PHILADELPHIA (WTXF) More than 200 people held signs and waved flags in a strong and loud show of support for police in Northeast Philadelphia Wednesday night.
A constant parade of honking horns could be heard around the busy corner of Cottman and Frankford Avenues in Mayfair.
The "Back the Blue" rally came after a week filled with demonstrations and protests against police in the wake of recent deadly police shootings in Louisiana and Minnesota.
"Cops are being verbally beaten down we need to remember police are human," said organizer Donna DiDonato.
The rally is part of a community movement to publicly support police officers after last week's deadly police ambush in Dallas.
"It's respect love and support and that's what they need," says one mother and wife of police officer attending the rally.
Tokens of police support big and small are pouring in to departments across the area. The Nether Providence Township Police have been posting pictures of the notes dropped off from local children thanking officers. One note came with a box of cookies. And in Northeast Philadelphia the civilian volunteer Police Advisory Council just donated 12 police bicycles to the 24th District at a cost of $850 each. All money donated by the community.
"If they know we are out there for them and they can depend on us for them it makes it easier for them to do our job," said Pat Healey, President of the 24th District Police Advisory Council.
"The cops are getting a bad rap. They're out there trying to keep the community safe," says Jack Sheridan of Mayfair.

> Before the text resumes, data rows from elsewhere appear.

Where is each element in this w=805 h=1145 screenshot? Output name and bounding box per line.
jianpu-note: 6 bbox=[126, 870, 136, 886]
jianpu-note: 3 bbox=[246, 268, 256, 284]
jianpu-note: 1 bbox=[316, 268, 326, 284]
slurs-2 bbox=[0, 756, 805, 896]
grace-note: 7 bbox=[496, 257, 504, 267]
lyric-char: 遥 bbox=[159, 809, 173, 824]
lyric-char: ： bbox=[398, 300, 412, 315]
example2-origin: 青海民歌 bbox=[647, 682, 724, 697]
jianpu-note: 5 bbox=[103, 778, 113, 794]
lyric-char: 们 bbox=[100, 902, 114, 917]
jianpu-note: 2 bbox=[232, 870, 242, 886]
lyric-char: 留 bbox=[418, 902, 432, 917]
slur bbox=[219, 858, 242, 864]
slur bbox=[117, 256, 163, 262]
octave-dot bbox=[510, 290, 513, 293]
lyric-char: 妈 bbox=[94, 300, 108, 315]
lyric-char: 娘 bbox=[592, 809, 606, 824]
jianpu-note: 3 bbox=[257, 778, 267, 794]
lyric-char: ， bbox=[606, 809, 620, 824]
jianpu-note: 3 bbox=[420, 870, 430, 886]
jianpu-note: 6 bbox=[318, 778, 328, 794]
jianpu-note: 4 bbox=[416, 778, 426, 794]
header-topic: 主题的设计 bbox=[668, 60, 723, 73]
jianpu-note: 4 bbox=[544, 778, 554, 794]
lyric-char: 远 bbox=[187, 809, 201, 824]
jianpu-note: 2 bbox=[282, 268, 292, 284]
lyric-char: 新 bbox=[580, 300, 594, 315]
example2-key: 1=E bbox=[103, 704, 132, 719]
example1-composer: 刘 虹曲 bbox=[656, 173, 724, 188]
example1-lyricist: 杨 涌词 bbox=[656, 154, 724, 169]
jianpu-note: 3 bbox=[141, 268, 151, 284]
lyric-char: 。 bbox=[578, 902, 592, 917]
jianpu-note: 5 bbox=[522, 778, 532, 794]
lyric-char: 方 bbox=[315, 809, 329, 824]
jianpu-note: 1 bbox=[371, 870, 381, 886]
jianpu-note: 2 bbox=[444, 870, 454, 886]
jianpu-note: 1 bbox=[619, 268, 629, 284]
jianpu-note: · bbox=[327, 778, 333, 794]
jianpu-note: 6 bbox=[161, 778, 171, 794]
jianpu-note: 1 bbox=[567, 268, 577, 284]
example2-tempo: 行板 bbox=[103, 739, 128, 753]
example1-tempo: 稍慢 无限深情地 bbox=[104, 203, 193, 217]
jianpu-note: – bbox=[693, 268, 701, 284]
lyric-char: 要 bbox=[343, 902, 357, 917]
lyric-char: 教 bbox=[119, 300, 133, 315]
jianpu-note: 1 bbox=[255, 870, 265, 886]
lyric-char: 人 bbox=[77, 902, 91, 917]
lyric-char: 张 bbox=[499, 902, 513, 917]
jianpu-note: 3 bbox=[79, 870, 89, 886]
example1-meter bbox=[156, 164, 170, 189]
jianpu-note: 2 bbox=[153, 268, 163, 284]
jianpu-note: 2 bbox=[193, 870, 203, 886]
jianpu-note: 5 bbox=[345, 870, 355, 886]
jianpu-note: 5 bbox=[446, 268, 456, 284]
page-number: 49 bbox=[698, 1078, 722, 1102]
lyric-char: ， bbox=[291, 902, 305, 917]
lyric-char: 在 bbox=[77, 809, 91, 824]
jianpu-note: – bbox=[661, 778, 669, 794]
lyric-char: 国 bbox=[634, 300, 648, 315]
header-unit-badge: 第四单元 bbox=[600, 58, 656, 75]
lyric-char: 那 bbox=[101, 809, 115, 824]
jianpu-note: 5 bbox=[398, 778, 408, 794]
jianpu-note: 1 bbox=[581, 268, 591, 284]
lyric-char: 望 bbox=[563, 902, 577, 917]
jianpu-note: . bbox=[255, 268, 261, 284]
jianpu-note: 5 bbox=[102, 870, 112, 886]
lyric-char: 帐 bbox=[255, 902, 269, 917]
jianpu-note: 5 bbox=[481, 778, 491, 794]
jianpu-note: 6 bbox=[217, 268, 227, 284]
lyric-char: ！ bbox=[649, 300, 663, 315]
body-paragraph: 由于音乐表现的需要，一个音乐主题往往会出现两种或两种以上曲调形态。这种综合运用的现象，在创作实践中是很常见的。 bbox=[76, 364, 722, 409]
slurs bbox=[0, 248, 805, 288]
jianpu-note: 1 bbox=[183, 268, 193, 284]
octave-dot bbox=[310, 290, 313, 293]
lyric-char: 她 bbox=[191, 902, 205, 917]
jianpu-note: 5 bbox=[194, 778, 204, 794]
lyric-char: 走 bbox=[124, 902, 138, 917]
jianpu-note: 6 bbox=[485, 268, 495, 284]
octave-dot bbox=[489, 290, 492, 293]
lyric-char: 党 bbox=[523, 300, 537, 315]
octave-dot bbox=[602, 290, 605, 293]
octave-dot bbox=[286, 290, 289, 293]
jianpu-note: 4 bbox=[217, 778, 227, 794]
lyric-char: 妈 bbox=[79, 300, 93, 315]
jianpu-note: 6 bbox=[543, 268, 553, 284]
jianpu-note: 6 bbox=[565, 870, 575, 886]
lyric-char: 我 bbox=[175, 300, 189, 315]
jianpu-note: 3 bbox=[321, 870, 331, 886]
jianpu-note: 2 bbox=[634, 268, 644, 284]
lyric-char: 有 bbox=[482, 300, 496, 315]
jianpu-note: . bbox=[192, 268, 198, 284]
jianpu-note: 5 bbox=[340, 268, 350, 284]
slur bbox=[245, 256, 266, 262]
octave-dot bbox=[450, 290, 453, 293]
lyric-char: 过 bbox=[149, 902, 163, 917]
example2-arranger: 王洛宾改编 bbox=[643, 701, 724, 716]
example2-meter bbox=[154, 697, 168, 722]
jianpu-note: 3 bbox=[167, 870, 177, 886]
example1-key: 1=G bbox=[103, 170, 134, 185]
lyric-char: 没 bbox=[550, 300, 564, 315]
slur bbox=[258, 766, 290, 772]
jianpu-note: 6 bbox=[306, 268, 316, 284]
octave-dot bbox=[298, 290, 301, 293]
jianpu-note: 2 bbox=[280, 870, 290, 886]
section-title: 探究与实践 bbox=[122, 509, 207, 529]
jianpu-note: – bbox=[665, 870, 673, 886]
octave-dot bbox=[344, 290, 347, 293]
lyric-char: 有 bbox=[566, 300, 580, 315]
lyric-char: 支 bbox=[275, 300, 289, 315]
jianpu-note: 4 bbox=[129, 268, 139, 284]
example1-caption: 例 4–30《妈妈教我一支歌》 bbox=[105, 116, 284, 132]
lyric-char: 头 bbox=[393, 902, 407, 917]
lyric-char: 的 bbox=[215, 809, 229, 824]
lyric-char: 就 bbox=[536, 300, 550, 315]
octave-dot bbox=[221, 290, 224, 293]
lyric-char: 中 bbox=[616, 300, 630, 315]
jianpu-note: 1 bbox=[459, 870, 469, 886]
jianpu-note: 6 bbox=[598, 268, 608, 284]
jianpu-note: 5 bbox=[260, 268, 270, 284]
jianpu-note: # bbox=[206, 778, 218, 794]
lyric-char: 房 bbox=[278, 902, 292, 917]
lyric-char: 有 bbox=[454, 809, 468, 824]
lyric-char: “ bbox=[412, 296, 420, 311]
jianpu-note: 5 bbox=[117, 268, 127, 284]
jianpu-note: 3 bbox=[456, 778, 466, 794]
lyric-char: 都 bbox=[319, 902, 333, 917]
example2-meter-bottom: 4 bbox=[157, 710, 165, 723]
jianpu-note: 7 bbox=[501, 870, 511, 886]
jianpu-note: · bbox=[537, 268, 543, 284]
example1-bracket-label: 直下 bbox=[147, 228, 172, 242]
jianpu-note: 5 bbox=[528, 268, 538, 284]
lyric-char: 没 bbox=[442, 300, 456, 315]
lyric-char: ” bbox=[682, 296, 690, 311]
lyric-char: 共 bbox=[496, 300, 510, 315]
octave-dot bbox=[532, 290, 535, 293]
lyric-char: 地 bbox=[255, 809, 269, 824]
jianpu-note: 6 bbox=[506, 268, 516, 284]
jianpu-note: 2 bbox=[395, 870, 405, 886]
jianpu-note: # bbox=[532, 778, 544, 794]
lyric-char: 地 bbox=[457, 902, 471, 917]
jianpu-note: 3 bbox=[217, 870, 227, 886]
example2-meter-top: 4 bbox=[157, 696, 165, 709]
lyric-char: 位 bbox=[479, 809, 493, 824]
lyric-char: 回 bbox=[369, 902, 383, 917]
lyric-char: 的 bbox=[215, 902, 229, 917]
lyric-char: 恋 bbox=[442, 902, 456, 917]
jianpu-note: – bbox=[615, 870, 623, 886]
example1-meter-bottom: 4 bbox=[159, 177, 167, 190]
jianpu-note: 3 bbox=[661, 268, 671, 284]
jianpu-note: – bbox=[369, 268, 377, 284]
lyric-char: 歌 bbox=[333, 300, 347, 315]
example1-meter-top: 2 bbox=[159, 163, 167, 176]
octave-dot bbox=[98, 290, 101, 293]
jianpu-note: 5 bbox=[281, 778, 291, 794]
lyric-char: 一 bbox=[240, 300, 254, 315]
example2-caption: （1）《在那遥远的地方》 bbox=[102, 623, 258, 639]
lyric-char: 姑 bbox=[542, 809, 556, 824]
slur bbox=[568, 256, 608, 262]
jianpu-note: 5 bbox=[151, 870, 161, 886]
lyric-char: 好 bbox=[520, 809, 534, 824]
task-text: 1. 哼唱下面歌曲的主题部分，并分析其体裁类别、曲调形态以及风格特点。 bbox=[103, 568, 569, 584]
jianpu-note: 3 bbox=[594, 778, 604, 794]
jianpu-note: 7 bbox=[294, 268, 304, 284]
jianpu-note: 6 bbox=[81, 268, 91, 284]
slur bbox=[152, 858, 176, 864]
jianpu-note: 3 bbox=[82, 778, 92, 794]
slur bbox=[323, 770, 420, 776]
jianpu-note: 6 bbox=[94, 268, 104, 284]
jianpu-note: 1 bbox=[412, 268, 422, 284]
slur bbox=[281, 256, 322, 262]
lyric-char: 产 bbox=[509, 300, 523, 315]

Similar rally was also held at the same time in Roxborough where more than 100 people attended. Many of the attendees were family members or close friends of officers. Many saying the job is as difficult than it's ever been.
"it makes me feel good and proud for them because I worry every time my son in law or nephew is out there is coming home," said Mayr Pierce of Overbrook Park.
With every honk of a horn. With every handshake or "thank you" officers say they are feeling the love. But they also say with so much going on around the country police are also under the microscope.
"We don't wake up in the morning to go out and kill someone. We don't wake up in the morning to go out and hurt someone. Our job is to help and protect and service the area," said Capt. Anthony Luca of the 15th District.
Towards the end of the rally a lone protestor holding a Black Lives Matters sign walked up to the group and exchanged words. But minutes later, that protestor was photographed being hugged by the wife of a police officer.
"He says it's his job. He goes to work every day. He doesn't think about what could be it's what's happening when he goes out the door and that's it" says Patricia McDonough wife of 15th District officer.
Police reported no problems during either of the rallies.